NEUFCHATEL-EN-BRAY (76) - FRANCOIS-GUILLAUME DELESTRE - PRETRE

FRANCOIS-GUILLAUME DELESTRE [DE LETTRE]

Acte naissance François Delestre



François Delestre, né [le 4 octobre 1761] à Neufchâtel [en Bray - Paroisse Saint-Pierre], où il exerçait les fonctions de principal du collège à l'époque de la révolution, après avoir rempli celles de chapelain des Cordelières établies en cette ville. Il perdit sa charge en 1791, pour refus de serment, et quitta la France en 1792.


La paix paraissant renaître dans l'Église en 1796 et 1797, l'abbé Delestre revint à Neufchâtel, pour revoir sa mère, et dans la pensée d'être utile aux catholiques ; mais la catastrophe du 18 fructidor (4 septembre 1797) éclata, et il fut de nouveau dans la nécessité de quitter son pays. Nous savons par un témoin oculaire que, la veille de son départ de Neufchâtel, "le pauvre abbé pleurait à chaudes larmes de se voir encore obligé de fuir". Le lendemain, 8 septembre 1797, il partait sans trop savoir ce qu'il allait devenir ! Rencontré à Caen par un séminariste défroqué qui le connaissait, sa retraite fut découverte, et il fut condamné à la déportation.

 

la décade

 

Embarqué sur la frégate la Charente, le 12 mars 1798, et sur la Décade, le 25 avril suivant, à la suite d'un naufrage, le pauvre prêtre fut déposé à Cayenne vers le milieu de juin, et relégué dans le canton de Makouria, où il obtint d'être placé chez le colon Lane. Attaqué par une fièvre putride, si commune en cette terre homicide, il y périt, le 6 août de la même année, à l'âge de trente-sept ans. Sa mère mourut du chagrin que lui occasionna le second départ de son fils.

L'abbé Delestre employa les loisirs forcés de sa déportation à la rédaction d'un ouvrage intitulé : "Six années de la Révolution française ou Précis des principaux évènemens correspondant à la durée de ma déportation, de 1792 à 1797 inclusivement, par F. D*******, prêtre, mort en 1798". Ce volume in-8° contient 434 pages, et a été publié en 1819 par T.-F. Delestre-Boulage, neveu de l'auteur, libraire à Paris, et auteur lui-même de plusieurs ouvrages.

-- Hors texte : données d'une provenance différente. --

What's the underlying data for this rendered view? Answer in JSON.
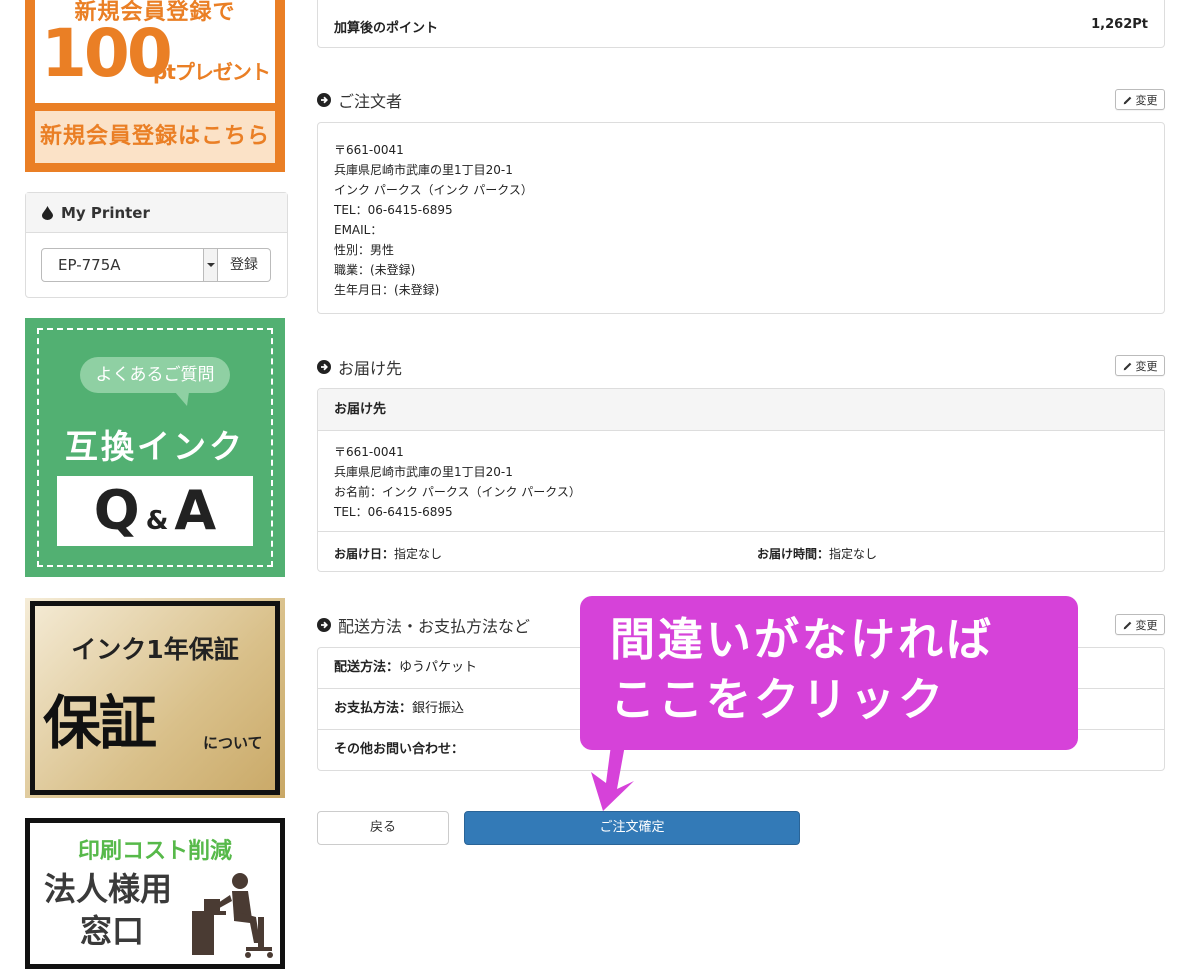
{
  "sidebar": {
    "member_banner": {
      "line1": "新規会員登録で",
      "amount": "100",
      "unit": "ptプレゼント",
      "cta": "新規会員登録はこちら"
    },
    "my_printer": {
      "title": "My Printer",
      "selected_model": "EP-775A",
      "register_label": "登録"
    },
    "qa_banner": {
      "bubble": "よくあるご質問",
      "title": "互換インク",
      "q": "Q",
      "amp": "&",
      "a": "A"
    },
    "warranty_banner": {
      "line1": "インク1年保証",
      "line2": "保証",
      "line3": "について"
    },
    "corporate_banner": {
      "line1": "印刷コスト削減",
      "line2": "法人様用",
      "line3": "窓口"
    }
  },
  "points": {
    "label": "加算後のポイント",
    "value": "1,262Pt"
  },
  "orderer": {
    "title": "ご注文者",
    "change_label": "変更",
    "postal": "〒661-0041",
    "address": "兵庫県尼崎市武庫の里1丁目20-1",
    "name": "インク パークス（インク パークス）",
    "tel": "TEL：06-6415-6895",
    "email": "EMAIL：",
    "gender": "性別：男性",
    "occupation": "職業：(未登録)",
    "birthday": "生年月日：(未登録)"
  },
  "delivery": {
    "title": "お届け先",
    "change_label": "変更",
    "panel_header": "お届け先",
    "postal": "〒661-0041",
    "address": "兵庫県尼崎市武庫の里1丁目20-1",
    "name": "お名前：インク パークス（インク パークス）",
    "tel": "TEL：06-6415-6895",
    "date_label": "お届け日：",
    "date_value": "指定なし",
    "time_label": "お届け時間：",
    "time_value": "指定なし"
  },
  "shipping": {
    "title": "配送方法・お支払方法など",
    "change_label": "変更",
    "method_label": "配送方法：",
    "method_value": "ゆうパケット",
    "payment_label": "お支払方法：",
    "payment_value": "銀行振込",
    "inquiry_label": "その他お問い合わせ："
  },
  "actions": {
    "back_label": "戻る",
    "confirm_label": "ご注文確定"
  },
  "callout": {
    "line1": "間違いがなければ",
    "line2": "ここをクリック"
  },
  "colors": {
    "primary": "#337ab7",
    "callout": "#d642d9",
    "member_banner": "#ea7f25",
    "qa_banner": "#52b072"
  }
}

Voici le résumé que M. l'abbé Malais, curé de Martin-Eglise, a bien voulu nous communiquer :


"François Delestre, réfugié d'abord à Rouen, constate que cette grande cité était, jusqu'en septembre 1792, une des plus sûres et des plus paisibles de France pour les réfractaires. Mais après le massacre des Carmes et de l'Abbaye, il fallut songer à laisser notre capitale normande. L'abbé Delestre se dirigea donc sur Eu, et s'embarqua au Tréport par une nuit obscure.


Arrivé à Douvres, il se décida, comme beaucoup de ses confrères, à ne pas rester en Angleterre, et, malgré une tempête épouvantable, il gagna Ostende, puis Bruges, Gand et Bruxelles.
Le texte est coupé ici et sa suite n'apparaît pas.